Of the 2,014 people who received the vaccine immediately as part of the first arm, none developed Ebola ten days after getting the vaccine, a window that allows for the vaccine to summon an immune response and accounts for pre-existing infection. Several, however, did develop the disease during that window. That result compares with 16 infections among 2,380 people who got the vaccine 3 weeks later. The findings mean the vaccine provided 100% protection from the virus, though the study's small size means that the vaccine’s true protection rate may be slightly lower, Kieny says. The authors of the paper put its true effectiveness at between 75% and 100%.
Hill describes the results as “excellent". "This vaccine works very well for three weeks. That’s good news for an outbreak situation," he says. However, it remains to be seen how long the protection against Ebola lasts. "Will it work at six months? This trial doesn’t tell us that. That’s the next stage," he says.
Immediate vaccination
The results come from data up to 3 July, but Kieny says no new infections have since been detected in people who got the vaccine immediately. Based on these results, she said the delayed vaccination arm would be ended, and all contacts would receive the vaccine immediately. Additionally, adolescents and children are now likely to receive the vaccine.
Guinea's outbreak is waning — just 4 cases were detected in Guinea the week of 26 July — but Kieny said the rVSV-ZEBOV should help bring the outbreak to an end. “We will continue as long as there are cases,” she said.
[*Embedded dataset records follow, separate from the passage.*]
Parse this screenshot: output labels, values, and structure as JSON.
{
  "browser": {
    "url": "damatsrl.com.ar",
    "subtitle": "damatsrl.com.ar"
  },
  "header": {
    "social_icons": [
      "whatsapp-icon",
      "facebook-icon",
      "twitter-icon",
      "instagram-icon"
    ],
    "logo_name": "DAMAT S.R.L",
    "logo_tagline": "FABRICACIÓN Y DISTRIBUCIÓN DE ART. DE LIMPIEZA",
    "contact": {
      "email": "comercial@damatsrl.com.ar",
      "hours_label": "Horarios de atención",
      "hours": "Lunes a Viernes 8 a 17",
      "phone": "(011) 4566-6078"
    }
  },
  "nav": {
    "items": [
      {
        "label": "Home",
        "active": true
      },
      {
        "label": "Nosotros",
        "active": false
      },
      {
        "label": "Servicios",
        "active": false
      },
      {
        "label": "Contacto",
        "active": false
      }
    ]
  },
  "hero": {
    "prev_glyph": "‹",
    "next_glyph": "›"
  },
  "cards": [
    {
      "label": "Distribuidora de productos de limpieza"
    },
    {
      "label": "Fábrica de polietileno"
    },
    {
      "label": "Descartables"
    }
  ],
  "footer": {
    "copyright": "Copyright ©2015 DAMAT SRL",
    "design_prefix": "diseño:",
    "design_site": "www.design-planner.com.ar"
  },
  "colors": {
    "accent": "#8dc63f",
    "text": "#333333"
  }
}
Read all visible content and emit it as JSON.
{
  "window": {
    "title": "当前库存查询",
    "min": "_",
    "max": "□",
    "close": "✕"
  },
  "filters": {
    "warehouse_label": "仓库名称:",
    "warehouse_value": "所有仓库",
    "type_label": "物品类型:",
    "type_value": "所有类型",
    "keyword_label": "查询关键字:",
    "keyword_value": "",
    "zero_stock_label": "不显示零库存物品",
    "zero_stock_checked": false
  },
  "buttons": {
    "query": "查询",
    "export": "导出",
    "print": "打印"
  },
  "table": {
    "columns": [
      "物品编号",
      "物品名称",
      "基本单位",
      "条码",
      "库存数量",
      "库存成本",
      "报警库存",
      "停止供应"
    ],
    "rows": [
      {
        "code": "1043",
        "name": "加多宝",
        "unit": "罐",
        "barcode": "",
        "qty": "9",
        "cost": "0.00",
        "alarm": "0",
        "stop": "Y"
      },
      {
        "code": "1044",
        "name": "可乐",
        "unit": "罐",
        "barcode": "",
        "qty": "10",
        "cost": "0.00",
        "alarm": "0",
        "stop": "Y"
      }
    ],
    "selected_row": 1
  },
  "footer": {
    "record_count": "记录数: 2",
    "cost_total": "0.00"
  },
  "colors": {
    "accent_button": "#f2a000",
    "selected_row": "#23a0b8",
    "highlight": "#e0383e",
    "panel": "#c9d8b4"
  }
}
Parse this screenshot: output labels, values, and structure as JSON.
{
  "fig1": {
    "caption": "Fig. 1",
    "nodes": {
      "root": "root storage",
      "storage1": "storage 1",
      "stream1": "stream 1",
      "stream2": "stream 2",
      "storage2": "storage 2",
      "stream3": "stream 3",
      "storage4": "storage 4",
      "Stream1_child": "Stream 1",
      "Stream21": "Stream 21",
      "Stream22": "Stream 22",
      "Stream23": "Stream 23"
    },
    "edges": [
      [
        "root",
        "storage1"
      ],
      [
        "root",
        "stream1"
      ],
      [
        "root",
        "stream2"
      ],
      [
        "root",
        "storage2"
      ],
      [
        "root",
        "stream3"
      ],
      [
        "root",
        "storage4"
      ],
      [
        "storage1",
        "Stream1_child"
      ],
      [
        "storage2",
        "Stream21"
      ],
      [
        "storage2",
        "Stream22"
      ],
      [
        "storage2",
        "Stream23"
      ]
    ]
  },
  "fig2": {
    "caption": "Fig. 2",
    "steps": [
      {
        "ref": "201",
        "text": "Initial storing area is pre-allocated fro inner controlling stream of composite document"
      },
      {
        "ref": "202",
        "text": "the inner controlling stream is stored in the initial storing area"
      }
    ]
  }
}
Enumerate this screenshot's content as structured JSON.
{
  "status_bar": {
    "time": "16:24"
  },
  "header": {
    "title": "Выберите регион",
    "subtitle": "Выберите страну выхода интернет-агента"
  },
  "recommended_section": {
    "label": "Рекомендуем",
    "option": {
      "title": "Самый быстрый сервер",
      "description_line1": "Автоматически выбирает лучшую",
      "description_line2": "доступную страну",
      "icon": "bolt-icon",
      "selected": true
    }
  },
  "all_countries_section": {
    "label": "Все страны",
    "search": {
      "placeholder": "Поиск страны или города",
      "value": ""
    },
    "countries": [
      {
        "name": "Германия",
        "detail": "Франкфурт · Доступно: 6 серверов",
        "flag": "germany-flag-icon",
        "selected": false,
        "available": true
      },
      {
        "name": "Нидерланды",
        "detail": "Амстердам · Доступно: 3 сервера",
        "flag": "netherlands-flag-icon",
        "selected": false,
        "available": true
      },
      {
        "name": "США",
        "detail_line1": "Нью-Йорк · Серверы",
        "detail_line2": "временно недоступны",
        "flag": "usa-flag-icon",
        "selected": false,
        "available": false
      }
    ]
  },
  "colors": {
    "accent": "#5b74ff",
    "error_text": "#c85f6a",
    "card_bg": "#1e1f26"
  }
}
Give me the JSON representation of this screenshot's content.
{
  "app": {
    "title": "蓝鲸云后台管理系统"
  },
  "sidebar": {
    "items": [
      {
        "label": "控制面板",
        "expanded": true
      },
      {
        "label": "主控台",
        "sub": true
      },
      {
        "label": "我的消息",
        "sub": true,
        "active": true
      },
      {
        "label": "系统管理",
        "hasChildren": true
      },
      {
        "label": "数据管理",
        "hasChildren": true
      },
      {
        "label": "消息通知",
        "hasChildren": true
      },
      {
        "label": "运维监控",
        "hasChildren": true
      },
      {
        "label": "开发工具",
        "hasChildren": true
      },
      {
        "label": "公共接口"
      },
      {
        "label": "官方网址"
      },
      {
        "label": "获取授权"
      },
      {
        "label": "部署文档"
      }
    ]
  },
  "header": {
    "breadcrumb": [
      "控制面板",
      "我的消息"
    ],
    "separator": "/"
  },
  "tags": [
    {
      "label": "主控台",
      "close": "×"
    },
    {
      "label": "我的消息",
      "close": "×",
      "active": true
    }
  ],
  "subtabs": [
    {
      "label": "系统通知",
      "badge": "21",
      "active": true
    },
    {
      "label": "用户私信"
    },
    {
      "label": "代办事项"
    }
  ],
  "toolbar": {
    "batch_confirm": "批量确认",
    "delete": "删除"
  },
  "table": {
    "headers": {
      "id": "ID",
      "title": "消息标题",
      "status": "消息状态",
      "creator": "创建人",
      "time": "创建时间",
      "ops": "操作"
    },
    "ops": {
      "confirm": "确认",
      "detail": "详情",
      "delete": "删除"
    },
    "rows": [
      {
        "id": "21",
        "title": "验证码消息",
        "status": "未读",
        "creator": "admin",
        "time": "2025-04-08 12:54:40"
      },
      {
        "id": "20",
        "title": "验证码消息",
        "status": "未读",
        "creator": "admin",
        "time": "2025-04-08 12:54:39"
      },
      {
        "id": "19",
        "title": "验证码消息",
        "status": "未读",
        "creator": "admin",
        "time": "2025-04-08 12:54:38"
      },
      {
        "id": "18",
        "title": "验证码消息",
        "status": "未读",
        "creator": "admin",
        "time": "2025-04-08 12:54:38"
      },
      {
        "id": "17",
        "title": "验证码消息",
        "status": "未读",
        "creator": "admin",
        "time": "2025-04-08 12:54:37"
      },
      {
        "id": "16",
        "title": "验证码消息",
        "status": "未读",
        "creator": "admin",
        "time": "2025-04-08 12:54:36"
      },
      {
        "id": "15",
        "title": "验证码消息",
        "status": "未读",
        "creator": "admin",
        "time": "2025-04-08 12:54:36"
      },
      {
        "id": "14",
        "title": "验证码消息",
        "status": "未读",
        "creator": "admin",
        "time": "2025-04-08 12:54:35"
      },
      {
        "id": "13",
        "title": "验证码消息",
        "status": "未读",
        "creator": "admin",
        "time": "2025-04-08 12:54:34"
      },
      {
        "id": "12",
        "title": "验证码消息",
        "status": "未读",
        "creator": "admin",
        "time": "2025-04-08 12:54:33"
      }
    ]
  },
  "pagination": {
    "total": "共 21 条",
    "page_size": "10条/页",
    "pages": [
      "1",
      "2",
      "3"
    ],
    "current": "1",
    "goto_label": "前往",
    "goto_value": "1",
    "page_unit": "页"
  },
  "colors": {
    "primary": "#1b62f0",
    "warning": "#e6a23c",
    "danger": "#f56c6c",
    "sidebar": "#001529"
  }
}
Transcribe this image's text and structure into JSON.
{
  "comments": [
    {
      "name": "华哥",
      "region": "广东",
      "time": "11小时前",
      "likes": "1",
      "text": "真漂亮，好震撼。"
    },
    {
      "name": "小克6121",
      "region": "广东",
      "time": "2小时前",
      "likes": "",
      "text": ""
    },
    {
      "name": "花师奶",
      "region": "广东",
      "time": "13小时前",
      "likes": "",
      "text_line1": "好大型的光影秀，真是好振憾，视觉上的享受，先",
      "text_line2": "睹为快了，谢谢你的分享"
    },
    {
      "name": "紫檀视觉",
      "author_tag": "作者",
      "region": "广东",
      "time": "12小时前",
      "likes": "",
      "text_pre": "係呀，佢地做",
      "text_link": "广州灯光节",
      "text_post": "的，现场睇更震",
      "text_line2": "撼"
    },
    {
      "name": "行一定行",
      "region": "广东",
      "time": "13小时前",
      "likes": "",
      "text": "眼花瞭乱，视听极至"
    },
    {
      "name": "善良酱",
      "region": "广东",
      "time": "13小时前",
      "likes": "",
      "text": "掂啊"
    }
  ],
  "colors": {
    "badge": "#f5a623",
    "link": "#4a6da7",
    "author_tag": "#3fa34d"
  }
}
Health officials began vaccinating patients in Guinea in April 2015, when dozens of patients there were still being diagnosed each week. At that time, Ebola was all but gone from Liberia and cases were down drastically in Sierra Leone, the two West African nations where different Ebola vaccine trials were being planned.
With case numbers waning, many experts saw the Guinea trial as the best hope of determining whether an effective Ebola vaccine was even a possibility. The ring vaccination design it used was more likely to return a statistically meaningful result, compared with other trial designs now being conducted in Liberia and Sierra Leone, because the patients enrolled in the trial were at a very high risk of infection.
“A vaccine that didn’t exist in the clinic a year ago has shown not only to be effective in a phase III trial but to control an outbreak, which is a fantastic result," says Hill. (Phase III is the stage of a clinical trial which determines whether a vaccine works and is generally required for regulatory approval).
“This trial dared to use a highly innovative and pragmatic design, which allowed the team in Guinea to assess this vaccine in the middle of an epidemic," said Jeremy Farrar, director of the Wellcome Trust in London, which helped to fund the trial, in a statement. "Our hope is that this vaccine will now help bring this epidemic to an end and be available for the inevitable future Ebola epidemics," he said.